TIME’s Austin Ramzy laments the crowded rush hour taxi scene in Beijing, which he compares to “zombies after fresh human brains,” and examines a system facing a crisis of quality while resisting the inflationary pressures impacting the rest of the Chinese economy:
But one thing that cabs have going in their favor is price. The flag fall is usually 10 rmb, 11 rmb at night ($1.55/$1.75) for the first 3 km, and then 2 rmb (30 cents) per subsequent kilometer, up to 15 km, at which point the price rises to 3 rmb (45 cents). By way of comparison, a 5-mile trip in Beijing would cost about $3.50. In Chicago it would cost you more like $10 before tip. Beijing’s rates have been in place since 2006 (story in Chinese) and the only increase has been a 2 rmb fuel charge added this spring for trips over 3 km. That makes cabs a rare bastion of price stability in a place where most everything else—food, fuel, housing, wages—is going up.
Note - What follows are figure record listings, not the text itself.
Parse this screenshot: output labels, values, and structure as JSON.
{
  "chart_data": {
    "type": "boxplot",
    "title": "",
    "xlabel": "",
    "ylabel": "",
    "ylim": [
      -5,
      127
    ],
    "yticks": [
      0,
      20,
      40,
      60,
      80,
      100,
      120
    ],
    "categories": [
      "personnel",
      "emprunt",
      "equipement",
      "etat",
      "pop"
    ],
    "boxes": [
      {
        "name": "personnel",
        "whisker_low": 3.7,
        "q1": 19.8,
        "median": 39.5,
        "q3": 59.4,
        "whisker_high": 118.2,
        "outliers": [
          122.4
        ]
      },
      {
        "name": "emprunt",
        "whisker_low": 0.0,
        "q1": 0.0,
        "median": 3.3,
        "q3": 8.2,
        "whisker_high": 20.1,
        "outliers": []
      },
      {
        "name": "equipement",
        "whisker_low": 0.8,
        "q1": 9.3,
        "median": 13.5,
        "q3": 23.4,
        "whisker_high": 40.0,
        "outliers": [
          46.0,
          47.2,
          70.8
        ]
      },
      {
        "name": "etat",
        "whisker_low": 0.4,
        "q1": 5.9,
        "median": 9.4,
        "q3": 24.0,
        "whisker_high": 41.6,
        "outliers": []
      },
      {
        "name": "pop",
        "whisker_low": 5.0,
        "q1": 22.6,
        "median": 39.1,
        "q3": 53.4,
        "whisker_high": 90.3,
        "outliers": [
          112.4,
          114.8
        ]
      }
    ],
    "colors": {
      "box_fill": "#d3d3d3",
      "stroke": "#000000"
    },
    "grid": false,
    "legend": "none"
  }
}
A 5 gallon jug of water that cost 11 rmb in 2007 now runs 19 rmb.
…
In other cities in China, the cab market is handled differently. In Shenzhen and Shanghai, the cabs are just more expensive. In other cities, like the southeastern factory town of Wenzhou, where I traveled last week, the cabs are effectively more expensive, because none of the drivers agree to go by metered rates. Instead every trip is a negotiation between passenger and driver, and the trip price starts at around 100 rmb. Beijing cab drivers have less leeway. Enforcement is more strict in the capital, making it hard for drivers to ignore metered rates. And a strike, which drivers in several Chinese cities resorted to in 2008, would not be tolerated here, Beijing cabbies say.
This summer, taxi drivers in Hangzhou and Shanghai went on strike against rising fuel costs, a lack of benefits and the high accommodation charges that Ramzy notes in his piece.